I grab my gift, leaving the shoebox filled with Chloe’s past with her ex in the backseat, ready to give it to her when the time is right. She’s now less than a block away and I can’t tolerate the distance. Must close it.

Must smell her. Taste her. Look at her with hungry eyes.

And meet her new life.

My old life is back at my house, doing laundry and playing Pokemon Go.

The road Chloe lives on is neat, with condos galore, most of the building fronts containing gardens and neatly-manicured yards. Bushes trimmed and outlined, mulch and multi-colored blooming plants, and stars that are painted the right colors all feed into the image of a neighborhood for people who live in Cambridge for all the right reasons.

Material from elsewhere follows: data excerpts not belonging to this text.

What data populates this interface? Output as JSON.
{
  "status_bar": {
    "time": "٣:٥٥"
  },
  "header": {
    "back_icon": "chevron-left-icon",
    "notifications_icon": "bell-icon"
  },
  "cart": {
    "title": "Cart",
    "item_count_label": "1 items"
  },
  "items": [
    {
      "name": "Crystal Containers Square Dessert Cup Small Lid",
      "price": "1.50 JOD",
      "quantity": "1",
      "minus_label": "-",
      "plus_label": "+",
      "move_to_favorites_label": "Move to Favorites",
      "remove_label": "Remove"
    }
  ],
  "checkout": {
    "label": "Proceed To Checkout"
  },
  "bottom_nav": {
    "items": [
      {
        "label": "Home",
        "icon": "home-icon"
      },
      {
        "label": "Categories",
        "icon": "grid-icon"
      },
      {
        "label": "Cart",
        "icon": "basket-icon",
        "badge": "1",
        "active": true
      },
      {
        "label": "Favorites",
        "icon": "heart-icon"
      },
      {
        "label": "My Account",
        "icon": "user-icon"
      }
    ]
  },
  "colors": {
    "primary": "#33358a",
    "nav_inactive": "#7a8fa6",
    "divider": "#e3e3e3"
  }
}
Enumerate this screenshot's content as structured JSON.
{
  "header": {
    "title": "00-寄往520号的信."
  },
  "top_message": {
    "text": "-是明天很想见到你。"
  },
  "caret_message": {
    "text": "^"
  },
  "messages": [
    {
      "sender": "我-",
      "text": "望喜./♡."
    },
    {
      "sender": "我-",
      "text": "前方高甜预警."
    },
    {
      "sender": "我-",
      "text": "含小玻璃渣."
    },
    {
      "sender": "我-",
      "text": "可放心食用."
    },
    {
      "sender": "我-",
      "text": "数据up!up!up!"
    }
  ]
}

As I hit the buzzer for Chloe’s front door, I hear the unmistakable sound of rushing footsteps, trying to keep the peace. Chloe opens the door and looks at me with a thousand-watt smile. My heart speeds up, my hands tightening on the gift in my hands, and then she’s in my arms, pressing against my chest, my hands desperate to find more of her in the embrace.

“You’re here! She’s sleeping,” Chloe whispers, her breath hot on my neck. I kiss her cheek with a gentle hello that feels like everything and nothing.

As she lets go, we pull back slightly, catching each other’s eyes, her hands on my forearms, brushing against my tight arms, fingertips turning me tense with desire.

I inhale, catching a sweet citrusy smell. And baby powder.

Strange combo.

“I’m so glad you—”

Without thinking, I kiss her, my palm splayed against the base of her spine, covering her sacrum, my hands hot and grateful for the way she melts into the kiss. Her palms press against my shoulders, then ride up my chest, to the nape of my neck. I breathe hard, her intoxicating presence making me forget all my earlier confusion.

The compartment in my mind that allows me to be Nicholas Grafton, director of branding for a Fortune 500 company, boss to more than twenty employees, father to three young adults, good citizen and decent brother, feels hollow, woefully empty and false as my kiss with Chloe turns into a series of touches and breaths, tongues searching, lips warm and minty, her cheek burning against my clean-shaven face, my fingers on the fine bones of her spine as she molds against me.

This isn’t just about sexual attraction, of which there is plenty. A sense of completion consumes me as the fire we ignite burns and burns. Her body is mine as my fingertips press into her ass, anchored by her body. Having her in my arms for the first time in weeks, the box inside me designed to be filled with love feels occupied. Full.

Love.

I pause.

Chloe breaks the kiss, panting, looking up at me through long lashes, her lipstick intact though slightly blurred on her upper lip.

“You sure do know how to greet a woman,” she says with a saucy smile.

“You make it very easy,” I say, pulling her close again, taking the plunge. “I missed you.” My breath mingles in her hair, making her shiver, her neck smooth as I press my lips against the hollow beneath her ear. She feels good. Real and raw.

“Me, too,” she murmurs, hand on my hip, fingers hooking into my belt loop. The gesture is so casual and deceptively simple.

“Chloe?” A man’s voice, older and filled with an elegant gravel sound, comes from Chloe’s kitchen.